I got another client for my investment advisory services today; an old friend of mine meet me for breakfast. We always had good conversations, and this was no exception. I thought my readers here would benefit from a condensed version of what we discussed. As we were meeting to discuss investment strategies, the specific focus of our conversation was how to position yourself to survive a crash in the dollar- a topic which I know something about.
My friend brought up the topic of the Weimar Republic. He is quite a history buff and I know that he recently completed reading a book on the rise of the Nazis. Today he was wondering how stocks did during that period. The answer was that the broad stock market took quite a hit during that period, but, as a wealth preserving measure, the stock market certainly did far better than say bonds or cash did (although the calculation are a little complicated because of the currency switching). But if we were to place ourselves in that situation, would we place ourselves into the equivalent of a broad based stock mutual fund.
The answer was an obvious no. Not only would we need to survive hyperinflation and the collapse of the Weimar Republic, but also the ensuring World War that saw the devastation of the country. Who would want to own the German stock market over that time? But, if you owned shared in a company that did survive, such as BMW, you would have an investment that would have preserved at least a portion of the wealth you had put into it. If your investment horizon was even longer, BMW would, I’m sure, show quite a return on your investment- even if you had invested on the eve of the hyper-inflationary affair.
Of course, we are acting here with the gift of hindsight. We have knowledge now that BMW is a good car company in 2009, so if we are picking German companies to have owned in 1920, BMW seems a good one. That brings us to the topic that is on everyone’s mind today: where should I put my money in order to best preserve and perhaps grow it in the future. Many people will tell you that the answer to that question is unknowable without the future knowledge that we possessed in our hypothetical Weimar example. They’re wrong. The future really isn’t as hard to predict if you know where to look.
It should have been fairly obvious to anyone who lived in the Weimar Republic that their currency was in trouble. They had lost a war and been saddled with a war debt that they could not possibly pay. Sure, they may have maintained the debt for a time, but how could anyone have thought that such a debt would eventually get paid off? As it turned out, it didn’t survive the first serious post-war economic downturn.
We are not in such a different situation today. It should be obvious to most anyone that the United States is never going to pay off its debt. It would be far too onerous. Instead, there will come a time when the debt will be rendered worthless either because of default of hyperinflation of the currency. We know that day will come eventually, so it’s not as if our own future is so hard to foretell. Given that knowledge of future events, how should we preserve our wealth?
Gold is the obvious choice.
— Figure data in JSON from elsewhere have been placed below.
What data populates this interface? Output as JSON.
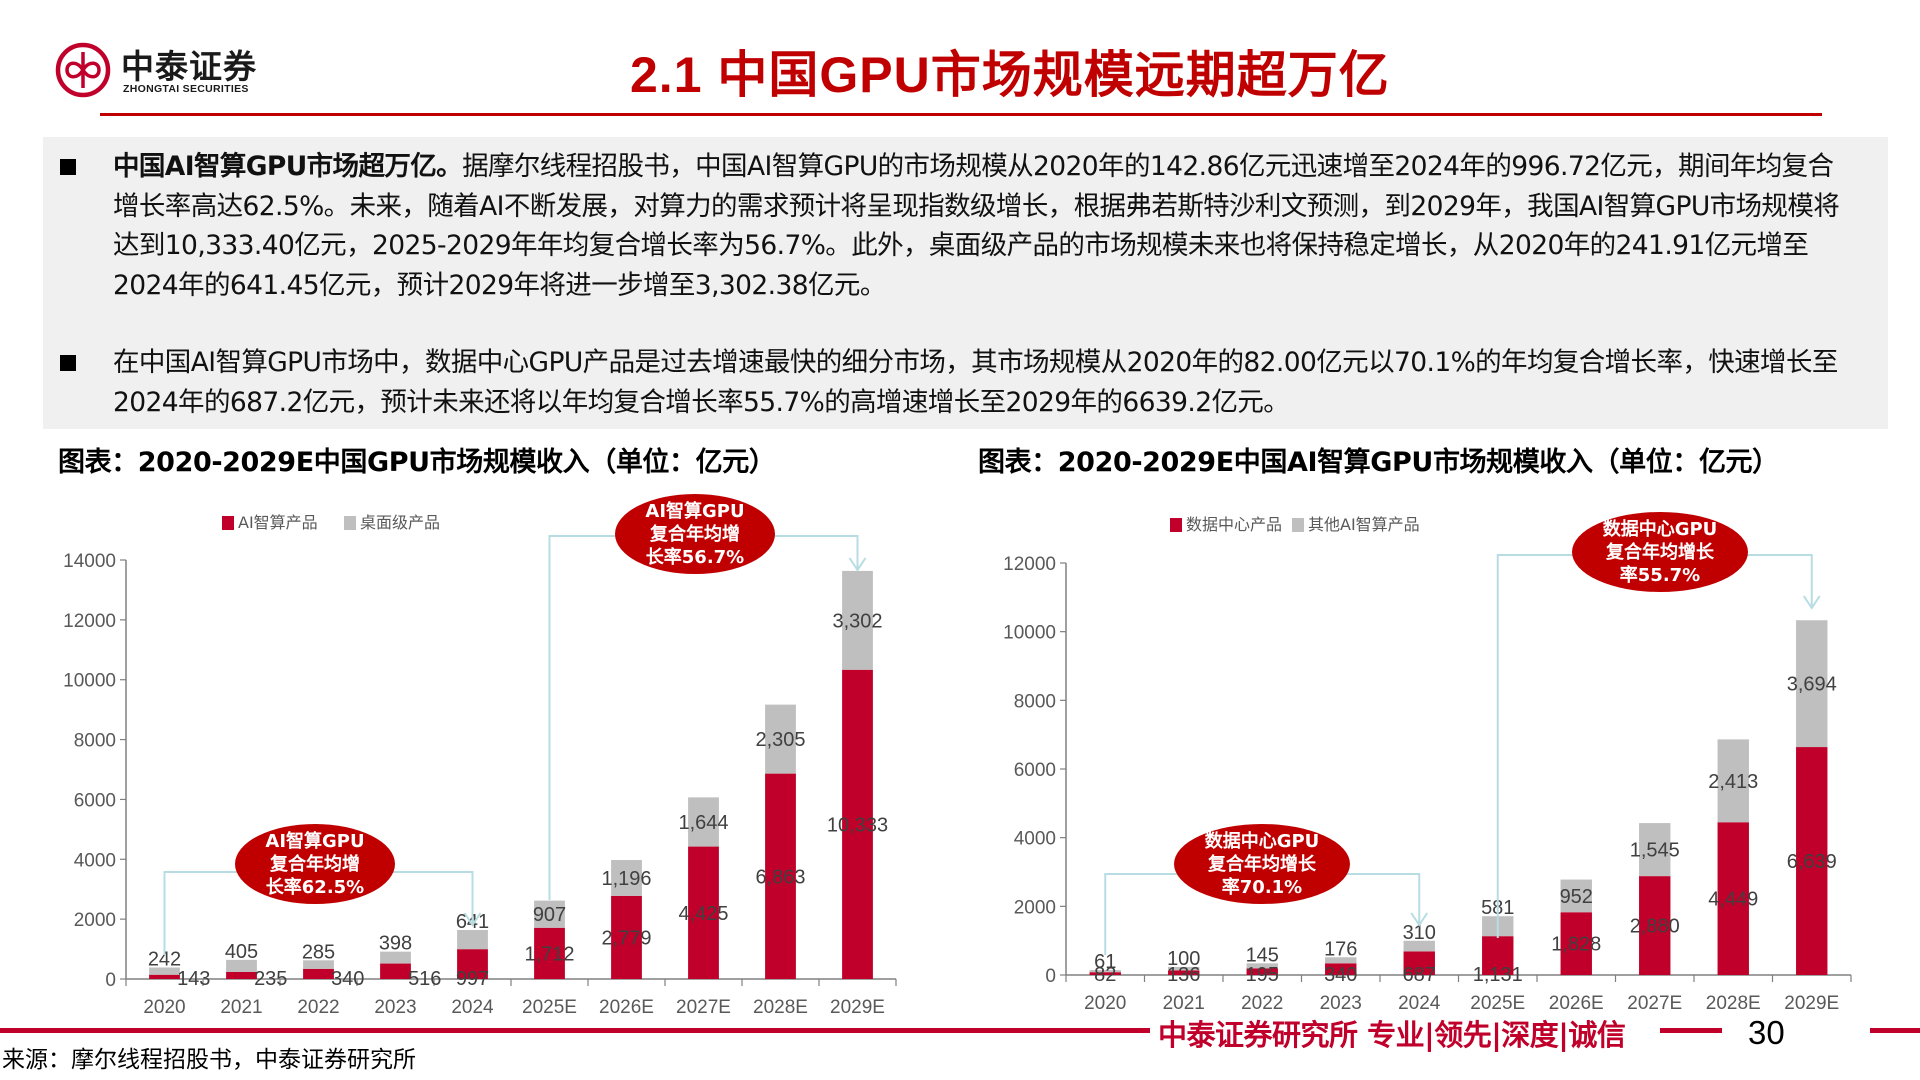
{
  "header": {
    "logo_cn": "中泰证券",
    "logo_en": "ZHONGTAI SECURITIES",
    "title": "2.1 中国GPU市场规模远期超万亿"
  },
  "summary": {
    "bullets": [
      {
        "lead": "中国AI智算GPU市场超万亿。",
        "text": "据摩尔线程招股书，中国AI智算GPU的市场规模从2020年的142.86亿元迅速增至2024年的996.72亿元，期间年均复合增长率高达62.5%。未来，随着AI不断发展，对算力的需求预计将呈现指数级增长，根据弗若斯特沙利文预测，到2029年，我国AI智算GPU市场规模将达到10,333.40亿元，2025-2029年年均复合增长率为56.7%。此外，桌面级产品的市场规模未来也将保持稳定增长，从2020年的241.91亿元增至2024年的641.45亿元，预计2029年将进一步增至3,302.38亿元。"
      },
      {
        "lead": "",
        "text": "在中国AI智算GPU市场中，数据中心GPU产品是过去增速最快的细分市场，其市场规模从2020年的82.00亿元以70.1%的年均复合增长率，快速增长至2024年的687.2亿元，预计未来还将以年均复合增长率55.7%的高增速增长至2029年的6639.2亿元。"
      }
    ]
  },
  "charts": {
    "left_title": "图表：2020-2029E中国GPU市场规模收入（单位：亿元）",
    "right_title": "图表：2020-2029E中国AI智算GPU市场规模收入（单位：亿元）"
  },
  "chart_data": [
    {
      "type": "bar",
      "stacked": true,
      "title": "2020-2029E中国GPU市场规模收入（单位：亿元）",
      "xlabel": "",
      "ylabel": "",
      "categories": [
        "2020",
        "2021",
        "2022",
        "2023",
        "2024",
        "2025E",
        "2026E",
        "2027E",
        "2028E",
        "2029E"
      ],
      "series": [
        {
          "name": "AI智算产品",
          "color": "#c0002a",
          "values": [
            143,
            235,
            340,
            516,
            997,
            1712,
            2779,
            4425,
            6863,
            10333
          ],
          "labels": [
            "143",
            "235",
            "340",
            "516",
            "997",
            "1,712",
            "2,779",
            "4,425",
            "6,863",
            "10,333"
          ]
        },
        {
          "name": "桌面级产品",
          "color": "#bfbfbf",
          "values": [
            242,
            405,
            285,
            398,
            641,
            907,
            1196,
            1644,
            2305,
            3302
          ],
          "labels": [
            "242",
            "405",
            "285",
            "398",
            "641",
            "907",
            "1,196",
            "1,644",
            "2,305",
            "3,302"
          ]
        }
      ],
      "ylim": [
        0,
        14000
      ],
      "yticks": [
        0,
        2000,
        4000,
        6000,
        8000,
        10000,
        12000,
        14000
      ],
      "grid": false,
      "legend_position": "top",
      "annotations": [
        {
          "text": "AI智算GPU复合年均增长率62.5%",
          "lines": [
            "AI智算GPU",
            "复合年均增",
            "长率62.5%"
          ],
          "from": "2020",
          "to": "2024"
        },
        {
          "text": "AI智算GPU复合年均增长率56.7%",
          "lines": [
            "AI智算GPU",
            "复合年均增",
            "长率56.7%"
          ],
          "from": "2025E",
          "to": "2029E"
        }
      ]
    },
    {
      "type": "bar",
      "stacked": true,
      "title": "2020-2029E中国AI智算GPU市场规模收入（单位：亿元）",
      "xlabel": "",
      "ylabel": "",
      "categories": [
        "2020",
        "2021",
        "2022",
        "2023",
        "2024",
        "2025E",
        "2026E",
        "2027E",
        "2028E",
        "2029E"
      ],
      "series": [
        {
          "name": "数据中心产品",
          "color": "#c0002a",
          "values": [
            82,
            136,
            195,
            340,
            687,
            1131,
            1828,
            2880,
            4449,
            6639
          ],
          "labels": [
            "82",
            "136",
            "195",
            "340",
            "687",
            "1,131",
            "1,828",
            "2,880",
            "4,449",
            "6,639"
          ]
        },
        {
          "name": "其他AI智算产品",
          "color": "#bfbfbf",
          "values": [
            61,
            100,
            145,
            176,
            310,
            581,
            952,
            1545,
            2413,
            3694
          ],
          "labels": [
            "61",
            "100",
            "145",
            "176",
            "310",
            "581",
            "952",
            "1,545",
            "2,413",
            "3,694"
          ]
        }
      ],
      "ylim": [
        0,
        12000
      ],
      "yticks": [
        0,
        2000,
        4000,
        6000,
        8000,
        10000,
        12000
      ],
      "grid": false,
      "legend_position": "top",
      "annotations": [
        {
          "text": "数据中心GPU复合年均增长率70.1%",
          "lines": [
            "数据中心GPU",
            "复合年均增长",
            "率70.1%"
          ],
          "from": "2020",
          "to": "2024"
        },
        {
          "text": "数据中心GPU复合年均增长率55.7%",
          "lines": [
            "数据中心GPU",
            "复合年均增长",
            "率55.7%"
          ],
          "from": "2025E",
          "to": "2029E"
        }
      ]
    }
  ],
  "footer": {
    "slogan": "中泰证券研究所 专业|领先|深度|诚信",
    "page_number": "30",
    "source": "来源：摩尔线程招股书，中泰证券研究所"
  },
  "colors": {
    "brand_red": "#c00000",
    "bar_red": "#c0002a",
    "bar_gray": "#bfbfbf",
    "bubble_red": "#c00000",
    "bracket": "#b7dde3",
    "panel_bg": "#f0f0f0"
  }
}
Not only does it become more desirable in times of crisis, it can help you bribe officials when you flee the country… if it comes to that. Try doing that with a mutual fund. But if we wanted to step away from the goldbug position for a bit and recommend broker sold securities so we can be respectable at dinner parties, which ones present themselves as tempting targets?
I talked about two different investment options that I found attractive: foreign Real Estate Investment Trusts (aka REITs) and, my personal favorite, Barrick Gold. Each presents an attractive option; foreign REITs are yielding in the neighborhood of 15% in foreign currencies and Barrick gives you exposure to gold while being a dividend paying stock. Ultimately, it seems he seems to be favoring Barrick. That took me by surprise a bit given that he works closely with real estate projects. I though the foreign REITs would have been a natural choice, but it seems he’s taking the political upheaval possibilities pretty seriously.
We also reviewed his tax situation. I told him about a maneuver he could use to make his kids private school tuition tax deductible. It’s perfectly legal and it should save him a fair amount of money. I took real pride in knowing the difference I can make in people’s lives. When the whole world’s going down the tubes, the smallest victories have meanings. I vaguely remember the closing lines of the movie City of Joy with Patrick Swayze. The movie was brutal in its depiction of life in India, and, at the end, Om Puri says something like “The odds are stacked against being human.”
Swayze’s character replied, “That’s why it feels so good to beat the odds.”